The conference has argued that the court doesn't have jurisdiction in this matter, and that granting the injunction would rob the UMC of its religious freedom rights under the First Amendment.

Gibbs said that wasn't the conference's stance in 2021, when it sued east Cobb's Mt. Bethel Church when it sought to disaffiliate.

"The conference that is arguing today, that there's no authority for this court to do anything, when they want this court to do things, they will put their names under the plaintiff and they will sue churches," Gibbs said.

On the conference side, local lawyer Wick Cauthorn laid out his clients' case in opening arguments.

"Throughout 2022 there was an influx of corrupting misinformation with regard to the United Methodist Church and North Georgia Conference," Cauthorn said. "Things that had absolutely nothing to do with homosexuality, but were designed to encourage local congregations, especially conservative congregations, to try to leave the North Georgia conference and the United Methodist Church."

Cauthorn argued that the conference was within its rights, as leaders in a hierarchical religious organization, to institute the pause.

"The big thing, judge, is that ultimately, the decision on whether a church gets to leave lies with the annual conference," Cauthorn said, referring to the delegates who will gather in June.

Schuster asked Cauthorn, if that's the case, why the North Georgia Conference wouldn't let local congregations vote, which must occur before the June meeting.

"Based on the judgment and the observations on the ground by the district superintendents, it was not possible to have a trustworthy vote within a local congregation," Cauthorn said.

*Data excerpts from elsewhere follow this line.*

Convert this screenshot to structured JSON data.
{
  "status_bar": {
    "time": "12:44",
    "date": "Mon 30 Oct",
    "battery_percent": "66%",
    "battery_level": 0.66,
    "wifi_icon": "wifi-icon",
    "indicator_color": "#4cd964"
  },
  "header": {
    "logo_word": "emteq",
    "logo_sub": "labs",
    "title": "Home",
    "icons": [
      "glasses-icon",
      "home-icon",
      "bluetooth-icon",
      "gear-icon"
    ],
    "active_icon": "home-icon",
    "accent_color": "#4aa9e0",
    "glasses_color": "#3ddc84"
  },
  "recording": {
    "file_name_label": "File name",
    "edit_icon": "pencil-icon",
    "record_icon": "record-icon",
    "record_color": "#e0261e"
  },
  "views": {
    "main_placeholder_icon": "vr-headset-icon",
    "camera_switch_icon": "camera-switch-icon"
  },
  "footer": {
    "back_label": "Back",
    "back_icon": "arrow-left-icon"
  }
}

Cauthorn further argued that it was not possible for the conference to facilitate votes in the 185 congregations before June. He pointed out the suit was filed three months after the pause, and the first hearing was only recently requested.

On the subject of Methodists and their views on homosexuality, Cauthorn said members were free, as individuals, to leave the church. Disaffiliation, he said, is a far more dramatic step.

"That's kind of a hard one," Schuster said. "Because where I live, you can throw a baseball and hit six Methodist churches. In a small town, you have seven generations buried in the back of one. So some people can't walk as easily as you would allow."

Nine Cobb churches are involved in the suit. According to 2022 North Georgia Conference data, the largest is Due West UMC, with 4,815 members, followed by McEachern Memorial UMC (3,592 members) and Kennesaw UMC (1,673 members).

The other six churches all have memberships ranging from 50 to 500 members. They are Mountain View UMC, County Line UMC, New Beginnings UMC, Covenant UMC, St. Stephen UMC and Shiloh UMC of Kennesaw.